そして文学座を目指すきっかけとなるのが早稲田大学演劇科の学生時代。文学座公演、シェイクスピアの『ジュリアス・シーザー』(61年)を観たことだとか。

――シーザーが北村和夫さんでブルータスが小池朝雄さん。キャシアスが芥川比呂志さん、お元気だったほぼ最後の舞台ですね。素晴らしかったです。

アントニーは仲谷昇さんで、いい男でした。黒澤映画なんかだとものすごくいい役の加藤武さんが、舞台では一市民で出てるんで、演劇ってこういうものかと思いましたね。

それで、大学の教授がジロドゥやベケットの翻訳で有名な安堂信也さんで、文学座の文芸部にいらしたんです。卒業間近に「先生、僕役者になれますかね」って言ったら、研究室に連れていかれて、「このテープ聞いてみろ」って。

聞くと、ジェラール・フィリップと女優がものすごく言い争っている様子。「これどんなシーンだと思う?」「何か議論してるんですか?」「ラブシーンだよ。舞台の演技って、こういうもんなんだよ」。

ところが先生、「俺はもう大学のほうが忙しくなって文学座の仕事はしないから」って。それで演出家の木村光一さんに紹介状を書いてくれて、文学座附属演劇研究所に入れたんです。

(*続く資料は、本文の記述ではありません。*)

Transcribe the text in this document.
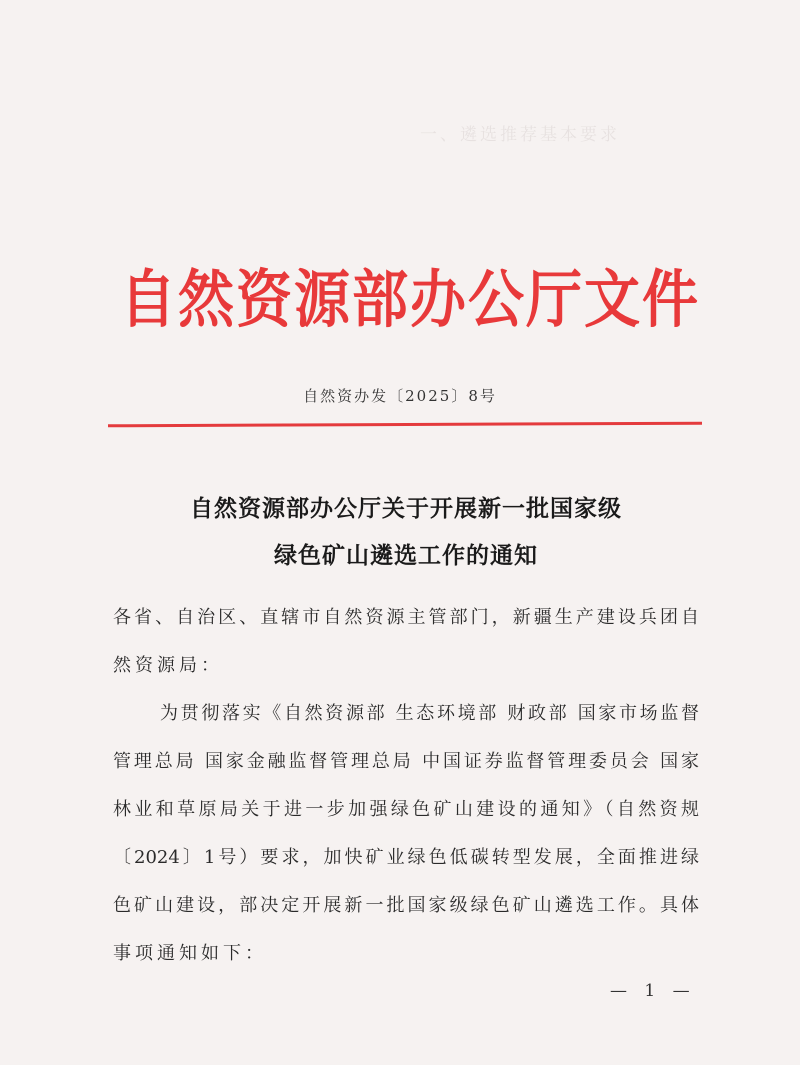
一、遴选推荐基本要求
自然资源部办公厅文件
自然资办发〔2025〕8号
自然资源部办公厅关于开展新一批国家级
绿色矿山遴选工作的通知
各省、自治区、直辖市自然资源主管部门，新疆生产建设兵团自
然资源局：
为贯彻落实《自然资源部 生态环境部 财政部 国家市场监督
管理总局 国家金融监督管理总局 中国证券监督管理委员会 国家
林业和草原局关于进一步加强绿色矿山建设的通知》（自然资规
〔2024〕1号）要求，加快矿业绿色低碳转型发展，全面推进绿
色矿山建设，部决定开展新一批国家级绿色矿山遴选工作。具体
事项通知如下：
— 1 —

でも入ってみたら分裂騒動で多くの劇団員が退団した後だったので、あこがれの男優たちは北村和夫さんと加藤武さん以外、誰もいませんでしたね(笑)。文学座はピンチでしたけど、僕にとってはチャンスでした。

だからまぁ、第2の転機は文学座の『ジュリアス・シーザー』を観たことですね。